Re: [PATCH 08/31] aio: implement IOCB_CMD_POLL

Al Viro <viro@xxxxxxxxxxxxxxxxxx> · Wed, 23 May 2018 01:45:30 +0100

On Tue, May 22, 2018 at 11:05:24PM +0100, Al Viro wrote:
> > +{
> > +	struct aio_kiocb *iocb = container_of(req, struct aio_kiocb, poll);
> > +
> > +	fput(req->file);
> > +	aio_complete(iocb, mangle_poll(mask), 0);
> > +}
> 
> Careful.
> 
> > +static int aio_poll_cancel(struct kiocb *iocb)
> > +{
> > +	struct aio_kiocb *aiocb = container_of(iocb, struct aio_kiocb, rw);
> > +	struct poll_iocb *req = &aiocb->poll;
> > +	struct wait_queue_head *head = req->head;
> > +	bool found = false;
> > +
> > +	spin_lock(&head->lock);
> > +	found = __aio_poll_remove(req);
> > +	spin_unlock(&head->lock);
> 
> What's to guarantee that req->head has not been freed by that point?
> Look: wakeup finds ->ctx_lock held, so it leaves the sucker on the
> list, removes it from queue and schedules the call of __aio_poll_complete().
> Which gets executed just as we hit aio_poll_cancel(), starting with fput().
> 
> You really want to do aio_complete() before fput().  That way you know that
> req->wait is alive and well at least until iocb gets removed from the list.

Oh, bugger...

wakeup
	removed from queue
	schedule __aio_poll_complete()

cancel
	grab ctx->lock
	remove from list
work
	aio_complete()
		check if it's in the list
		it isn't, move on to free the sucker
cancel
	call ->ki_cancel()
	BOOM

Looks like we want to call ->ki_cancel() *BEFORE* removing from the list,
as well as doing fput() after aio_complete().  The same ordering, BTW, goes
for aio_read() et.al.

Look:
CPU1:	io_cancel() grabs ->ctx_lock, finds iocb and removes it from the list.
CPU2:	aio_rw_complete() on that iocb.  Since the sucker is not in the list
anymore, we do NOT spin on ->ctx_lock and proceed to free iocb
CPU1:	pass freed iocb to ->ki_cancel().  BOOM.

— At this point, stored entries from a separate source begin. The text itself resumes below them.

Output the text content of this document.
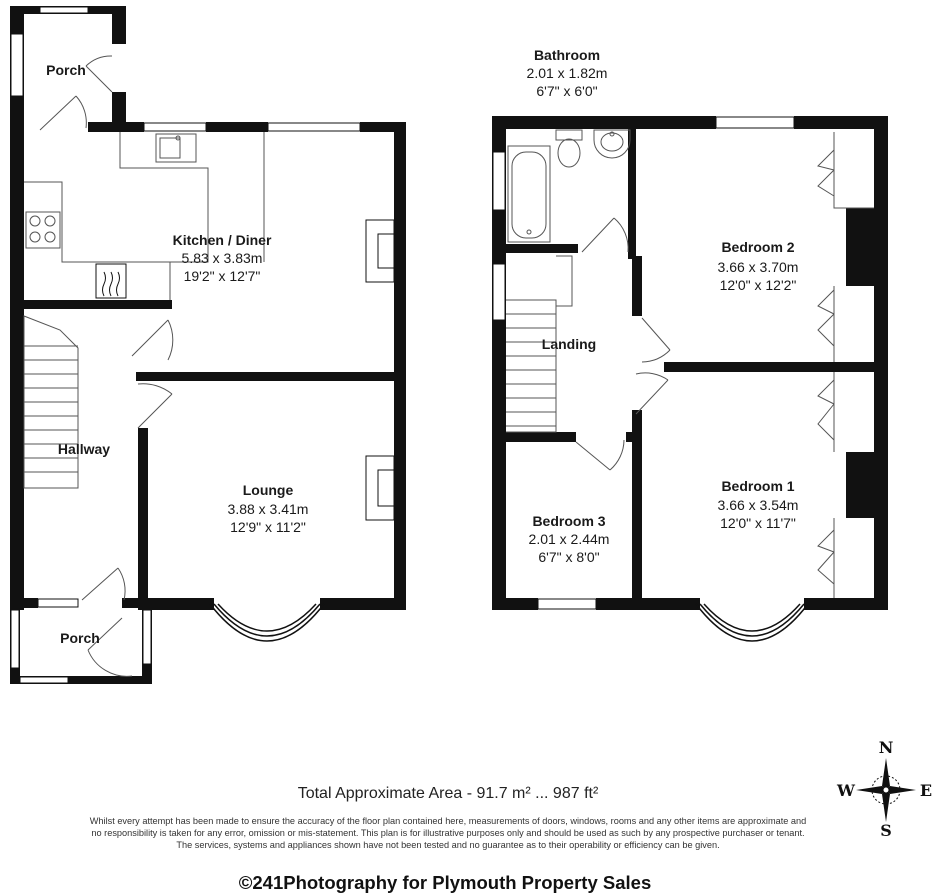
Porch
Kitchen / Diner
5.83 x 3.83m
19'2" x 12'7"
Hallway
Lounge
3.88 x 3.41m
12'9" x 11'2"
Porch
Bathroom
2.01 x 1.82m
6'7" x 6'0"
Landing
Bedroom 2
3.66 x 3.70m
12'0" x 12'2"
Bedroom 1
3.66 x 3.54m
12'0" x 11'7"
Bedroom 3
2.01 x 2.44m
6'7" x 8'0"
N
S
W	E
Total Approximate Area - 91.7 m² ... 987 ft²
Whilst every attempt has been made to ensure the accuracy of the floor plan contained here, measurements of doors, windows, rooms and any other items are approximate and
no responsibility is taken for any error, omission or mis-statement. This plan is for illustrative purposes only and should be used as such by any prospective purchaser or tenant.
The services, systems and appliances shown have not been tested and no guarantee as to their operability or efficiency can be given.
©241Photography for Plymouth Property Sales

and if we have fput() done first (in aio_rw_complete()) we are vulnerable to
CPU1:	io_cancel() grabs ->ctx_lock, finds iocb and removes it from the list.
CPU2:	aio_rw_complete() on that iocb. fput() done, opening us to rmmod.
CPU1:	call ->ki_cancel(), which points to freed memory now.  BOOM.